The blending mode you should use depends entirely on your desired look and the colors of the image you’re applying the texture to. The Blending mode drop down is at the top of the Layer palette, and by default is set to “Normal”. Click on this drop down and change the option to see how it will look. The image below shows my image with the Canvas texture set to “Multiply”.
But the next image shows the same drawing with the canvas blending mode set to Darken.
And the example below shows the blending mode set to Color Burn.
You may notice while changing the Blending Mode that some of the options will drastically change the colors of your image, especially options like Vivid Light, Hard Light, and Screen. We can open up the number of Blending modes we can use by simply taking out the white pixels from our canvas texture!
To do this, we need to have our Canvas Texture layer selected, then use the Edit - Convert brightness to opacity option. But, as you can see in the following image, that option isn’t available to us at the moment!
In order to edit our canvas texture layer, we need to Rasterize the layer. To do this, either click on Layer - Rasterize, or right-click on the layer in the Layer palette and select Rasterize from the pop-up, as I’ve done below.
This changes our layer from a Material layer to a regular raster layer. Now we can use the Edit - Convert brightness to opacity option on the canvas texture layer. This changes any white pixels to completely transparent, keeps black pixels completely opaque, and converts the shades of gray in-between to different levels of Opacity depending on their lightness or darkness. In the image below you can see that now the transparent “checkerboard” is visible through the canvas texture.
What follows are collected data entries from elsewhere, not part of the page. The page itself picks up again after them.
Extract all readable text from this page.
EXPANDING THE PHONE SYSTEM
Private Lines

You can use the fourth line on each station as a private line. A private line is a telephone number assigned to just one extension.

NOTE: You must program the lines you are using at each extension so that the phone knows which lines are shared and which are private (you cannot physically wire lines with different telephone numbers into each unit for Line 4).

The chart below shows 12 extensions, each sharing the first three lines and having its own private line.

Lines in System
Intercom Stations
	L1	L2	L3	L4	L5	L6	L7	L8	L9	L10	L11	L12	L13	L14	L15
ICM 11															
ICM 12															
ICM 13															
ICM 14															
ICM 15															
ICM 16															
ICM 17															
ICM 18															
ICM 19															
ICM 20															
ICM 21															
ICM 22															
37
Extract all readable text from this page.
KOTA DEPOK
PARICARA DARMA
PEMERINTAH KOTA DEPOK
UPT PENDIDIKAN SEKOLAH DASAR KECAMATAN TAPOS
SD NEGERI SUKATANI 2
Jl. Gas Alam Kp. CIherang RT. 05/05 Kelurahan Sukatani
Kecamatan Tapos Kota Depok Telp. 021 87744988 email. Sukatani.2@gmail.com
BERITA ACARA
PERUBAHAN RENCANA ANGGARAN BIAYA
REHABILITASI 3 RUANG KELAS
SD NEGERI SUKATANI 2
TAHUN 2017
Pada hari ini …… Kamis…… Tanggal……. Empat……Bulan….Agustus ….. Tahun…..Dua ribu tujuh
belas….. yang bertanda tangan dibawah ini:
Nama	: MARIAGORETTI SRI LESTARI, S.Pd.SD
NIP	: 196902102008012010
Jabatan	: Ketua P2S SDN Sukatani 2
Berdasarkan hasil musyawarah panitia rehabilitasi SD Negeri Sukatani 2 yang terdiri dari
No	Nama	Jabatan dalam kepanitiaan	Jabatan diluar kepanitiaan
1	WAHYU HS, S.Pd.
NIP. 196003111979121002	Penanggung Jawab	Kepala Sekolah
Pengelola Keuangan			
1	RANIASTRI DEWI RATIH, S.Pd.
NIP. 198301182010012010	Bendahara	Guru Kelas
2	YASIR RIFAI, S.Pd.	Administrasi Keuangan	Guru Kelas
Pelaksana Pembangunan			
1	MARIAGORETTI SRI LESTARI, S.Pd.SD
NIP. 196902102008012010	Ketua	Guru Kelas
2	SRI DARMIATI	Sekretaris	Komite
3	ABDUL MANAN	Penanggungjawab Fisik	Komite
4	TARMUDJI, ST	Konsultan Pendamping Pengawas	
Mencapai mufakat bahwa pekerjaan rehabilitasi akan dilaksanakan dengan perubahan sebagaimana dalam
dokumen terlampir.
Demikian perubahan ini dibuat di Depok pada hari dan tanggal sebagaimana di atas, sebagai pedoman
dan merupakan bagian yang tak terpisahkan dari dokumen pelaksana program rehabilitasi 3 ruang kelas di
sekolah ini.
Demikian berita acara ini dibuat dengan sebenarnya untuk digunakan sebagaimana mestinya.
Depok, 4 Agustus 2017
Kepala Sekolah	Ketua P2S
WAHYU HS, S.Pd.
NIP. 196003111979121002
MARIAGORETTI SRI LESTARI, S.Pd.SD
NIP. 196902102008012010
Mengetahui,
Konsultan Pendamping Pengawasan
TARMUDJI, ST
Now we can use more of the Blending Modes on our texture without completely changing the colors of our image!
Converting the canvas texture to transparent is an optional step, but one you may want to take if you find that the Multiply or Darken blending modes aren’t giving you the look you want!
This technique is an easy way to add a little extra interest to your digital images. With a scanner and some canvas or some interesting papers you can create any custom texture you’d like!